Example: just use a database table. Query and cache in memory for 60s. If you want, build a simple internal web page or tool to toggle flags. This works, and scales (from experience).
Do many apps really need A/B testing or segmented rollout? Maybe, but probably not.
This technique has been used since Wordpress days and earlier. At it’s core, it’s a “meta” table with a string identifier and some value. It’s a pattern I still use today in my own web apps.
"Just use a database table" solves for the simplest cases - a single monolithic app.
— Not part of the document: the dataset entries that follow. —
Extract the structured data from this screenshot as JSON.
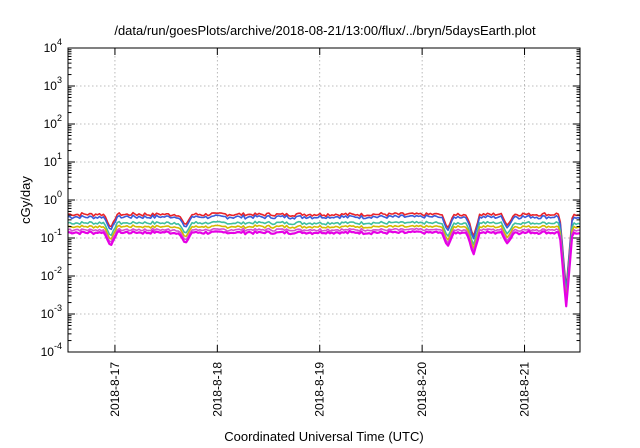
{
  "chart_data": {
    "type": "line",
    "title": "/data/run/goesPlots/archive/2018-08-21/13:00/flux/../bryn/5daysEarth.plot",
    "xlabel": "Coordinated Universal Time (UTC)",
    "ylabel": "cGy/day",
    "yscale": "log",
    "ylim": [
      0.0001,
      10000
    ],
    "xlim": [
      "2018-08-16 13:00",
      "2018-08-21 13:00"
    ],
    "grid": true,
    "legend": "none",
    "x_tick_labels": [
      "2018-8-17",
      "2018-8-18",
      "2018-8-19",
      "2018-8-20",
      "2018-8-21"
    ],
    "y_ticks": [
      {
        "value": 0.0001,
        "base": "10",
        "exp": "-4"
      },
      {
        "value": 0.001,
        "base": "10",
        "exp": "-3"
      },
      {
        "value": 0.01,
        "base": "10",
        "exp": "-2"
      },
      {
        "value": 0.1,
        "base": "10",
        "exp": "-1"
      },
      {
        "value": 1,
        "base": "10",
        "exp": "0"
      },
      {
        "value": 10,
        "base": "10",
        "exp": "1"
      },
      {
        "value": 100,
        "base": "10",
        "exp": "2"
      },
      {
        "value": 1000,
        "base": "10",
        "exp": "3"
      },
      {
        "value": 10000,
        "base": "10",
        "exp": "4"
      }
    ],
    "series": [
      {
        "color": "#e8232a",
        "level": 0.42,
        "noise": 0.1
      },
      {
        "color": "#3a5bd9",
        "level": 0.36,
        "noise": 0.1
      },
      {
        "color": "#3fbfa0",
        "level": 0.25,
        "noise": 0.08
      },
      {
        "color": "#d4b800",
        "level": 0.2,
        "noise": 0.07
      },
      {
        "color": "#d24fd0",
        "level": 0.165,
        "noise": 0.07
      },
      {
        "color": "#e600e6",
        "level": 0.14,
        "noise": 0.08
      }
    ],
    "dropouts": [
      {
        "x": "2018-08-16 23:00",
        "min": 0.06
      },
      {
        "x": "2018-08-17 16:30",
        "min": 0.07
      },
      {
        "x": "2018-08-20 06:00",
        "min": 0.06
      },
      {
        "x": "2018-08-20 12:00",
        "min": 0.035
      },
      {
        "x": "2018-08-20 20:00",
        "min": 0.07
      },
      {
        "x": "2018-08-21 09:45",
        "min": 0.0015
      }
    ]
  }
}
It works incredibly well in this case. It falls apart when I need to turn features on across multiple apps together.
I think OPs point was a simple app doesn't need this whole suite of tools, but you pay for them anyway, which makes it a bad cost/value proposition for simple apps.
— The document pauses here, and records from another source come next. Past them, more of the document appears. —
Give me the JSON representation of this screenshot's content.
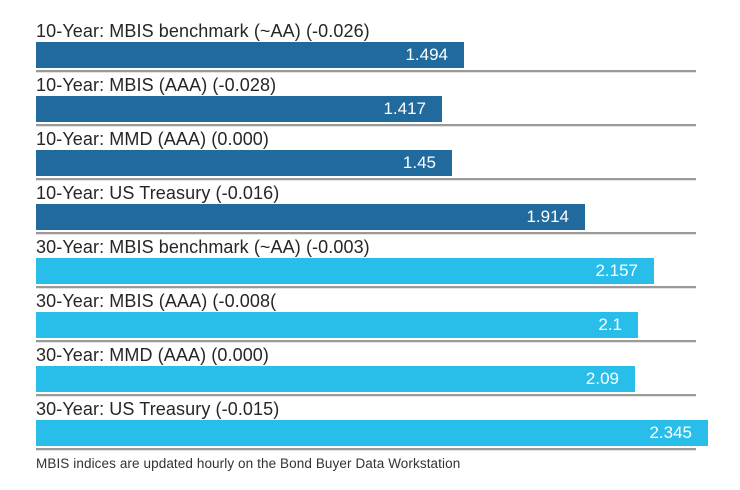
{
  "chart_data": {
    "type": "bar",
    "orientation": "horizontal",
    "title": "",
    "xlabel": "",
    "ylabel": "",
    "xlim": [
      0,
      2.345
    ],
    "grid": "off",
    "legend": "none",
    "colors": {
      "ten_year": "#216a9e",
      "thirty_year": "#29bde9"
    },
    "bars": [
      {
        "label": "10-Year: MBIS benchmark (~AA) (-0.026)",
        "value": 1.494,
        "value_label": "1.494",
        "group": "10-year"
      },
      {
        "label": "10-Year: MBIS (AAA) (-0.028)",
        "value": 1.417,
        "value_label": "1.417",
        "group": "10-year"
      },
      {
        "label": "10-Year: MMD (AAA) (0.000)",
        "value": 1.45,
        "value_label": "1.45",
        "group": "10-year"
      },
      {
        "label": "10-Year: US Treasury (-0.016)",
        "value": 1.914,
        "value_label": "1.914",
        "group": "10-year"
      },
      {
        "label": "30-Year: MBIS benchmark (~AA) (-0.003)",
        "value": 2.157,
        "value_label": "2.157",
        "group": "30-year"
      },
      {
        "label": "30-Year: MBIS (AAA) (-0.008(",
        "value": 2.1,
        "value_label": "2.1",
        "group": "30-year"
      },
      {
        "label": "30-Year: MMD (AAA) (0.000)",
        "value": 2.09,
        "value_label": "2.09",
        "group": "30-year"
      },
      {
        "label": "30-Year: US Treasury (-0.015)",
        "value": 2.345,
        "value_label": "2.345",
        "group": "30-year"
      }
    ],
    "footnote": "MBIS indices are updated hourly on the Bond Buyer Data Workstation"
  }
}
So yes a more complex situation could benefit from all this extra tooling and complexity but otherwise it is dead weight/cost.
I would claim that release a new feature by enabling additional code path across multiple apps at once is a bit of an anti-pattern. It seems rather dangerous and error prone. In that case I'd actually release it in reverse order, so to speak. Release the apps that use the services of others first and have it check is this service is available/functional and if not, skip calling it. The release the feature to the next service down the stack. Then you can always rollback the last service and be confident that the callers still work.
It's way more work and I can see why for certain types of application isn't not really worth the trouble.
> Just use a database table" solves for the simplest cases - a single monolithic app.
Most cases are the simplest cases.
No approach works for every single use case, but OP was specifically talking about the common case. You don’t have to shoot for the most complex use case every time.
I think most frameworks I have worked with have the concept of configurations, more advanced ones have config that can be overriden by environment files. Definitely a solved problem if you want to roll your own.
.env files are the quick and dirty version for simple sites that don't have an admin panel or database.
I am not a fan nor a user of backend feature flags, so don't ding me for relaying this: they tout features such as central management of these settings, bringing them in the hands of the product team rather than being tugged away in code, allowing for canary deployments where you fade in a feature based on performance metrics, a/b testing, and so on. In their own interest, these folks take an as broad as possible view on what is a feature flag, often including things that you'd otherwise call system configuration or entitlements or permission toggles. It's not a new trend, LaunchDarkly is probably the best known commercial party here, and they've been around for about ten years, and I don't think they were first.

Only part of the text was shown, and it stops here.